I'm from Upland, in San Bernardino County, just east of Los Angeles County. My dad graduated from Pitzer College, in Claremont. Amusingly, Pitzer College is the home of an archive on the writings and history of left wing anarchists. Which just makes me laugh.

Thanks very much for the kind words. I like your blog a lot, which if why I've been making such a nuisance of myself there lately, and I'm certainly not going to complain if it's mutual.

democommie said...

So, does that mean we can have bumper stickers that say.

"Svoboda isn't volia!"

and watch the reichwingers try to figure out what it all means?

Great Post, Christ.

I like that other folks come over to Southern Beales and help to stem the flood of dumbass that sometimes threatens to engulf the threads.
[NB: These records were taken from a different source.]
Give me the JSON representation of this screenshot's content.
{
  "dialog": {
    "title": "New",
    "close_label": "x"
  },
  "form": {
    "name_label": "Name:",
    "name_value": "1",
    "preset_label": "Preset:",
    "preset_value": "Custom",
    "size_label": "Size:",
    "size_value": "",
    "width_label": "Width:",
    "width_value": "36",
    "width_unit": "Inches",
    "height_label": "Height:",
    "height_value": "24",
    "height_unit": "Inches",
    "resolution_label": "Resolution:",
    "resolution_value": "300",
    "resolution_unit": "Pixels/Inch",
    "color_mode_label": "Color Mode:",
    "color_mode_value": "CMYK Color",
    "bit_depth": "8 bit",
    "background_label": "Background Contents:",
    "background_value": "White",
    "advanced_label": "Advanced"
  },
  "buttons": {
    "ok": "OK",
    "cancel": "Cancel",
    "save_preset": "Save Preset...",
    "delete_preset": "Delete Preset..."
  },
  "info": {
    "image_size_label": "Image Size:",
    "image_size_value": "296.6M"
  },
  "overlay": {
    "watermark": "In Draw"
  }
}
I like your take on the two versions of "freedom" and I agree with it.

The Eclectic Geek said...

'I like your take on the two versions of "freedom" and I agree with it.'

I have always given thought to what people mean by freedom and it's always been pretty obvious to me that people mean different things by it. Earlier this year I was reading a book on Russian history, because that is the sort of thing pedantic and geekish thing I do to entertain myself, and it went into more depth about Cossack and Russian peasant culture than one normally finds in books that focus on 'important' names and dates.

The concepts of volia and svoboda just sort of jumped out at me and I found the missing piece I'd been looking for. It'd affected my thinking and writing ever since.

As for the bumper stickers, I think that would be a genuinely awesome notion. Or t-shirts.

I found Southern Beale's blog because one of the sites I was reading for research (Delaware Liberal) had a list of liberal blogs by state and I looked at Tennessee out of curiosity. I had known about myself and Leslie Parsley of Parsley's Pics, but I was curious to find more. I checked all of them on the list and SB's was the one that stuck for me.